SSDT Limitations

In an earlier post I mentioned some of the limitations of SSDT. It’s worth covering them in a little more detail as they are significant.

The most significant issues relate deployment. Deployment for SSDT involves setting up a publish profile with a destination database to upgrade. This gives you the option of either publishing directly to the database or generating a script to run for the deployment.

Maximalist approach (with no control)

SSDT wants to control everything. It isn’t enough for to just control tables, procs, functions and triggers. SSDT also must control Logins, App Roles, Certificates, Groups.
Unfortunately security controls tend to vary by environment. Production will not look like UAT. For SSDT, everything looks the same.
This would all be fine and dandy except that you cannot control whether SSDT will manage these things. You cannot tell SSDT to ignore logins when running upgrades.

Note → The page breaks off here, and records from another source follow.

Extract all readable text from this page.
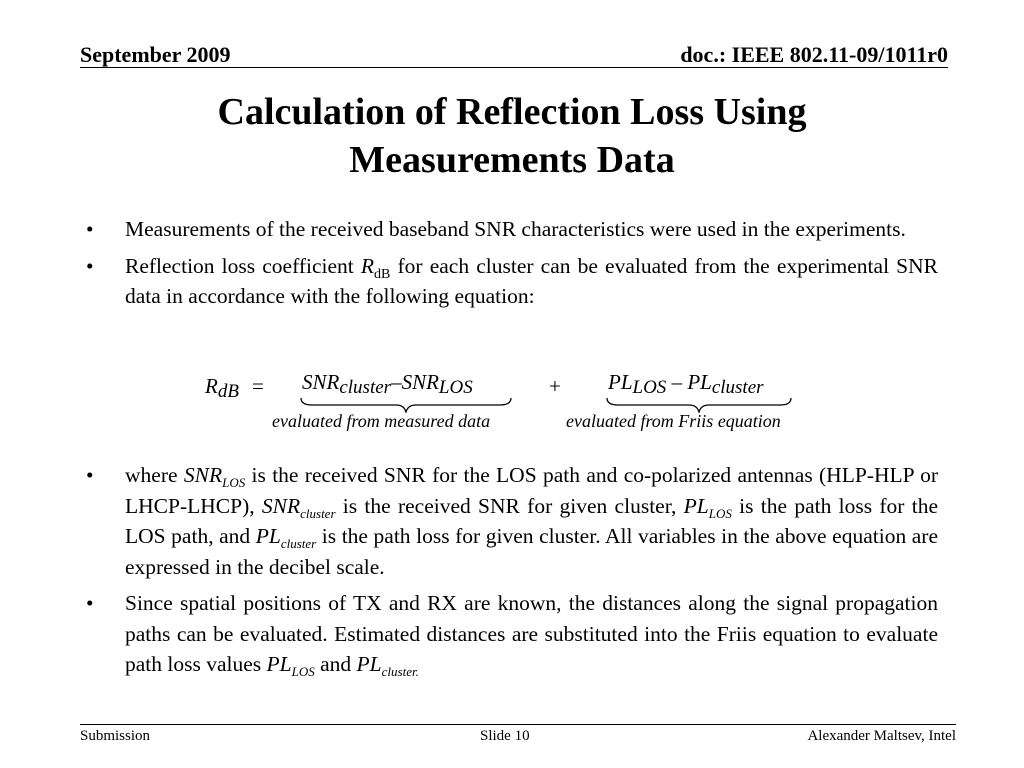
September 2009	doc.: IEEE 802.11-09/1011r0
Calculation of Reflection Loss Using
Measurements Data
• Measurements of the received baseband SNR characteristics were used in the experiments.
• Reflection loss coefficient $R_{dB}$ for each cluster can be evaluated from the experimental SNR data in accordance with the following equation:
$R_{dB} = SNR_{cluster}-SNR_{LOS}$	+ $PL_{LOS} - PL_{cluster}$
evaluated from measured data	evaluated from Friis equation
• where $SNR_{LOS}$ is the received SNR for the LOS path and co-polarized antennas (HLP-HLP or LHCP-LHCP), $SNR_{cluster}$ is the received SNR for given cluster, $PL_{LOS}$ is the path loss for the LOS path, and $PL_{cluster}$ is the path loss for given cluster. All variables in the above equation are expressed in the decibel scale.
• Since spatial positions of TX and RX are known, the distances along the signal propagation paths can be evaluated. Estimated distances are substituted into the Friis equation to evaluate path loss values $PL_{LOS}$ and $PL_{cluster.}$
Submission	Slide 10	Alexander Maltsev, Intel
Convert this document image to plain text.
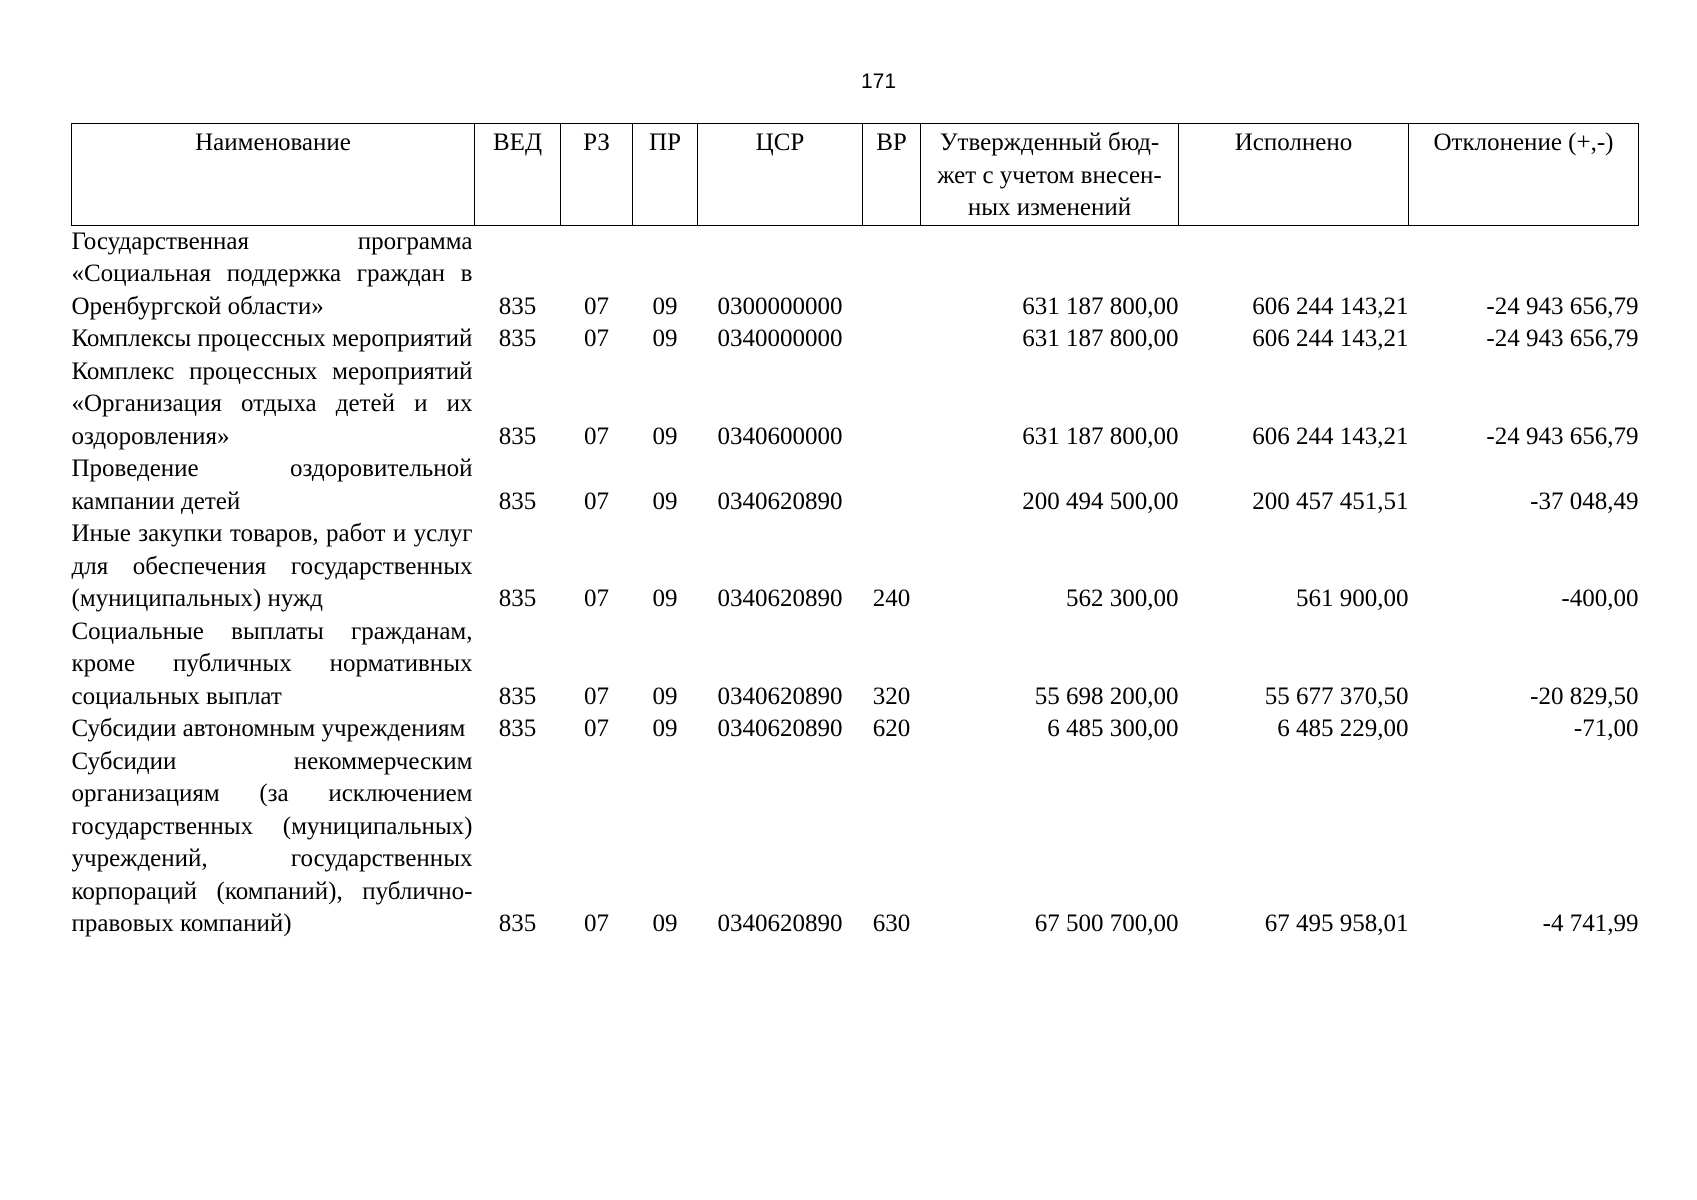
171
Наименование	ВЕД	РЗ	ПР	ЦСР	ВР	Утвержденный бюд-жет с учетом внесен-ных изменений	Исполнено	Отклонение (+,-)
Государственная программа «Социальная поддержка граждан в Оренбургской области»	835	07	09	0300000000		631 187 800,00	606 244 143,21	-24 943 656,79
Комплексы процессных мероприятий	835	07	09	0340000000		631 187 800,00	606 244 143,21	-24 943 656,79
Комплекс процессных мероприятий «Организация отдыха детей и их оздоровления»	835	07	09	0340600000		631 187 800,00	606 244 143,21	-24 943 656,79
Проведение оздоровительной кампании детей	835	07	09	0340620890		200 494 500,00	200 457 451,51	-37 048,49
Иные закупки товаров, работ и услуг для обеспечения государственных (муниципальных) нужд	835	07	09	0340620890	240	562 300,00	561 900,00	-400,00
Социальные выплаты гражданам, кроме публичных нормативных социальных выплат	835	07	09	0340620890	320	55 698 200,00	55 677 370,50	-20 829,50
Субсидии автономным учреждениям	835	07	09	0340620890	620	6 485 300,00	6 485 229,00	-71,00
Субсидии некоммерческим организациям (за исключением государственных (муниципальных) учреждений, государственных корпораций (компаний), публично-правовых компаний)	835	07	09	0340620890	630	67 500 700,00	67 495 958,01	-4 741,99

This means storing in version control production:

  1. Logins & passwords
  2. app role passwords
  3. master keys for encryption

Other oddments

  • SSDT does not handle multiple file groups. Because clearly nobody would actually use that in production

Single file generated for upgrades

While SSDT provides the option to upgrade the database in place, but this a somewhat risky option for a production database. It is generally preferred to at least have the option to inspect what will be deployed.

Unfortunately for SSDT the upgrade generates a single file. In practice this means is that if the database upgrade fails for any reason recovery is rather complex. You’ll need to work out where the upgrade script failed and then what action you will take from there.

Conclusion

The product feels rather like a beta release, bringing even a simple project into production will expose some pretty serious limitation.
However the largest issue is more fundamental: the approach where you are expected to trust the magic box to generate a valid upgrade script. It is very easy to generate scripts that will fail to upgrade the database successfully. Earlier versions of Entity Framework had a similar approach, which they’ve now moved away from. The entire approach is fatally flawed.